3 minute read

Introduction

Getting kids into digital art without spending hundreds on an iPad or a Wacom Cintiq means looking at budget drawing tablets. The UGEE S640 comes in under 30€ and promises pressure sensitivity, tilt support, and a battery-free pen. After letting the kids loose with it, here’s the reality check.

Design and Hardware

The S640 is thin, lightweight, and portable. The active drawing area is 6x4 inches — small by professional standards but adequate for a child’s desk. There are customizable shortcut keys on the side that can be mapped to undo, brush size, or any other function.

Key Specs

  • Active area: 6 x 4 inches (160 x 102 mm)
  • Pressure levels: 8192
  • Tilt support: Up to 60 degrees
  • Pen: Battery-free, electromagnetic
  • Connection: USB-C (wired) or 2.4G wireless
  • Compatibility: Windows, Mac, Linux, Android
  • Shortcut keys: 10 customizable buttons

The Good: Hardware Quality

The pen feels decent in hand. It’s not Wacom-quality, but for the price, the pressure sensitivity works as advertised. Lines get thicker with pressure, and the tilt function adds natural variation to brush strokes. The 8192 pressure levels are overkill for kids but mean the tablet won’t be the bottleneck if they actually develop their skills.

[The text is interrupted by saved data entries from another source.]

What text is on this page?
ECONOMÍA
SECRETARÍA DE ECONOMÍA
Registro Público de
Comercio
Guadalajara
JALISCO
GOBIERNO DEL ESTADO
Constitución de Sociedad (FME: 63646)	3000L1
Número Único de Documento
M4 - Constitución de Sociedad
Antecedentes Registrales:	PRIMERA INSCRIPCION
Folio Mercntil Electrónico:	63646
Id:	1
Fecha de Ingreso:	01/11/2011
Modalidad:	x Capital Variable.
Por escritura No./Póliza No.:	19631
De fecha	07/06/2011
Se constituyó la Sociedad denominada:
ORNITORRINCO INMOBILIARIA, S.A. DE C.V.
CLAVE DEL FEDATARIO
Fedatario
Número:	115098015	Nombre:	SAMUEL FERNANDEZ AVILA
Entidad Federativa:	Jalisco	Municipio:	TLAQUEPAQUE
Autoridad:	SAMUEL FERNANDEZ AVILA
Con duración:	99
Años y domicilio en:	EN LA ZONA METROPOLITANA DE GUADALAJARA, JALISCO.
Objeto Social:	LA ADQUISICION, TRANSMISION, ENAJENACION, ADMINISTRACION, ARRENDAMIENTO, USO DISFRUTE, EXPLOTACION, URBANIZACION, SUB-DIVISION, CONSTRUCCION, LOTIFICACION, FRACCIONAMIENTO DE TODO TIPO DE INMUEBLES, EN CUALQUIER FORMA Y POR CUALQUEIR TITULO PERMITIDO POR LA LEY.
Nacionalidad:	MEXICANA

The battery-free pen is a major plus — no charging, no dead pen mid-drawing session.

The Challenge: Drawing Without Seeing

Here’s the fundamental issue with any screenless drawing tablet, and it’s worth stating clearly: you draw on the tablet but look at the computer screen. For adults who’ve used a mouse their whole life, this disconnect is manageable. For kids, it’s genuinely confusing.

The hand-eye coordination required to draw on a surface while watching the result appear elsewhere is not intuitive at all. Younger kids especially struggle with this. It’s like writing on a desk while looking at the ceiling — technically possible, but it takes significant practice.

This isn’t a UGEE problem — it’s inherent to all screenless tablets. If your child finds it frustrating, consider whether a tablet with a screen (iPad, Samsung Tab, or a screen-based drawing tablet) might be a better fit despite the higher cost.

Software Compatibility

The UGEE drivers installed without drama on Windows. The tablet works with Krita (free), GIMP (free), Photoshop, and most other drawing software. For kids, Krita is the best free option — it’s full-featured, has a clean interface, and supports all the tablet’s pressure and tilt capabilities.

Who Is This For?

  • Kids who already draw on paper and want to try digital art — good entry point
  • Budget-conscious parents who want to test their child’s interest before investing in an iPad
  • Adults doing occasional photo editing — selection tools, masking, and retouching are easier with a pen than a mouse
  • Not for: Anyone who expects an iPad-like drawing experience

Pros and Cons

Pros

  • Excellent value under 30€
  • Battery-free pen — no charging hassle
  • 8192 pressure levels + tilt — real drawing capability
  • Wireless option via 2.4G dongle
  • Works on Linux — not just Windows/Mac

Cons

  • Screenless design — steep learning curve, especially for kids
  • Small active area — fine for kids, limiting for adults
  • Driver quality — functional but not polished
  • No carrying case — exposed surface scratches easily

Final Verdict

The UGEE S640 delivers impressive specs for its price. The hardware is solid, the pen is responsive, and the cross-platform compatibility is a bonus. But the inherent limitation of screenless drawing tablets — the disconnect between where you draw and where you see the result — makes it a challenging tool for kids to pick up intuitively.

If your child is patient and motivated, it’s a fantastic way to learn digital art. If they get frustrated easily, save up for something with a screen.